I’d like to think that life doesn’t always go according to schedule, and that you can live the equivalent of a full life in the course of a few intense years. (Let me make it clear here that I’m not talking about the mistake that people my age sometimes make, i.e. going on a spending / vacation spree, hoping to find meaning in their lives by buying a sports car or a yacht or by touring India.) For me, those years haven’t arrived yet (although there were a few months here and there in my past that provided a taste of it). But I’m still out there looking for them. I’d like to think that it’s still possible to “just begin to live” even at an advanced age, even if the earlier years didn’t go so well.
Too bad that Karen Carpenter couldn’t believe in this; she got her taste of fame and fortune early on.

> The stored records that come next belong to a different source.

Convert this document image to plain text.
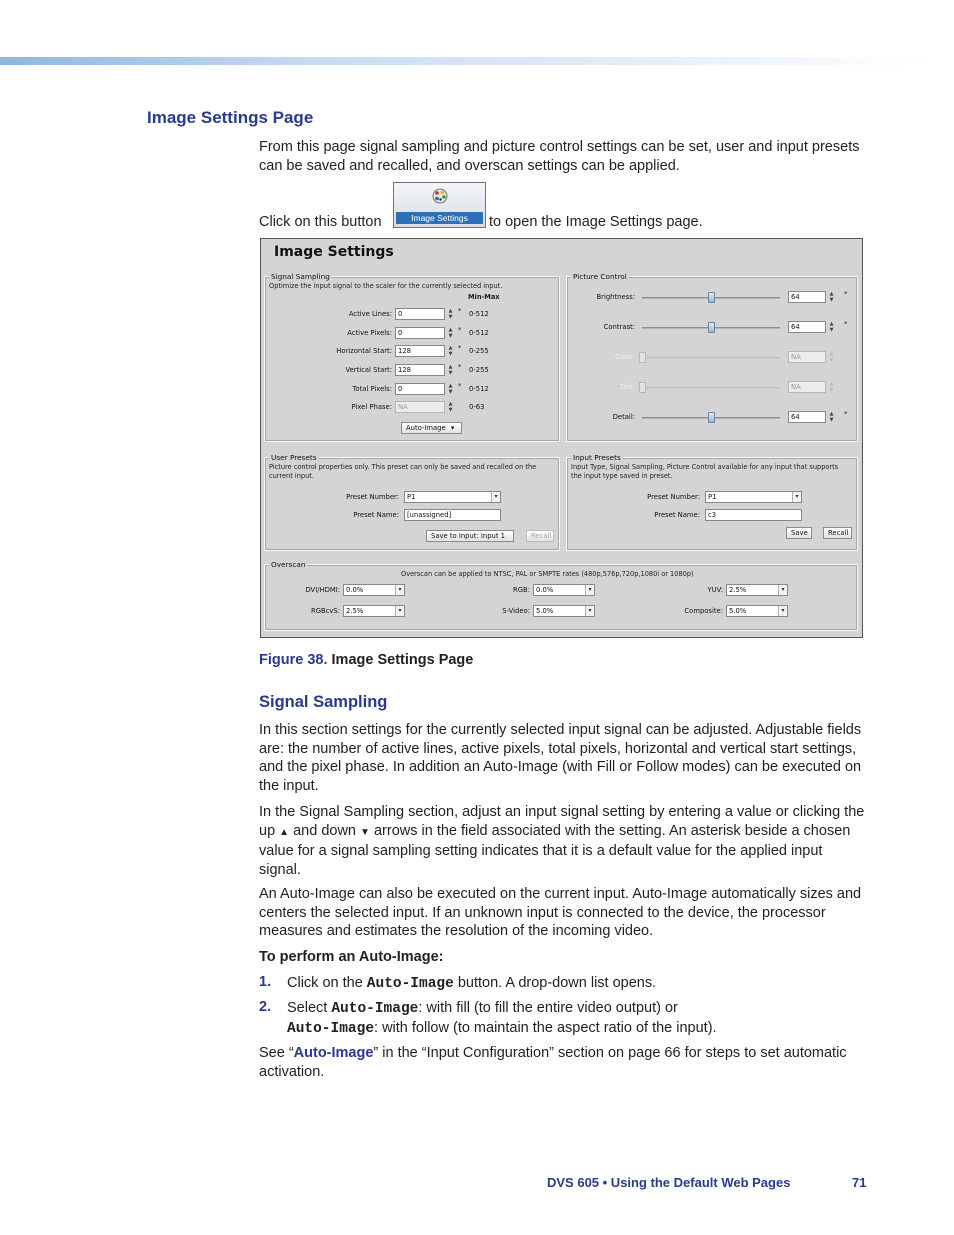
Image Settings Page
From this page signal sampling and picture control settings can be set, user and input presets can be saved and recalled, and overscan settings can be applied.
Click on this button	Image Settings	to open the Image Settings page.
Image Settings
Signal Sampling
Optimize the input signal to the scaler for the currently selected input.
Min-Max
Active Lines: 0	▲
▼
* 0-512
Active Pixels: 0	▲
▼
* 0-512
Horizontal Start: 128	▲
▼
* 0-255
Vertical Start: 128	▲
▼
* 0-255
Total Pixels: 0	▲
▼
* 0-512
Pixel Phase: NA	▲
▼	0-63
Auto-Image ▾
Picture Control
Brightness:	64	▲
▼
*
Contrast:	64	▲
▼
*
Color:	NA	▲
▼
Tint:	NA	▲
▼
Detail:	64	▲
▼
*
User Presets
Picture control properties only. This preset can only be saved and recalled on the current input.
Preset Number:	P1	▾
Preset Name:	[unassigned]
Save to Input: Input 1	Recall
Input Presets
Input Type, Signal Sampling, Picture Control available for any input that supports the input type saved in preset.
Preset Number:	P1	▾
Preset Name:	c3
Save	Recall
Overscan
Overscan can be applied to NTSC, PAL or SMPTE rates (480p,576p,720p,1080i or 1080p)
DVI/HDMI: 0.0%	▾	RGB: 0.0%	▾	YUV: 2.5%	▾
RGBcvS: 2.5%	▾	S-Video: 5.0%	▾	Composite: 5.0%	▾
Figure 38. Image Settings Page
Signal Sampling
In this section settings for the currently selected input signal can be adjusted. Adjustable fields are: the number of active lines, active pixels, total pixels, horizontal and vertical start settings, and the pixel phase. In addition an Auto-Image (with Fill or Follow modes) can be executed on the input.
In the Signal Sampling section, adjust an input signal setting by entering a value or clicking the up ▲ and down ▼ arrows in the field associated with the setting. An asterisk beside a chosen value for a signal sampling setting indicates that it is a default value for the applied input signal.
An Auto-Image can also be executed on the current input. Auto-Image automatically sizes and centers the selected input. If an unknown input is connected to the device, the processor measures and estimates the resolution of the incoming video.
To perform an Auto-Image:
1. Click on the Auto-Image button. A drop-down list opens.
2. Select Auto-Image: with fill (to fill the entire video output) or
Auto-Image: with follow (to maintain the aspect ratio of the input).
See “Auto-Image” in the “Input Configuration” section on page 66 for steps to set automatic activation.
DVS 605 • Using the Default Web Pages	71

People told her “it don’t get better than this”, but she in fact was looking for something better (just listen to her haunting rendition of “Ave Maria”, a Carpenters song that never made it to the top 10 radio charts). Karen eventually decided that it just wasn’t here. As to that tall kid from my class who knew how to handle a basketball, darn if I know what he was looking for; but it was something, something he never found. As for me — I’m gonna keep on looking, looking amidst the aisles of the supermarket, looking in the books that I read, looking on the Internet, looking in the people that I work with. Ah, had only my graduating class been able to select a 1988 tune by the Moody Blues: “I Know You’re Out There Somewhere”.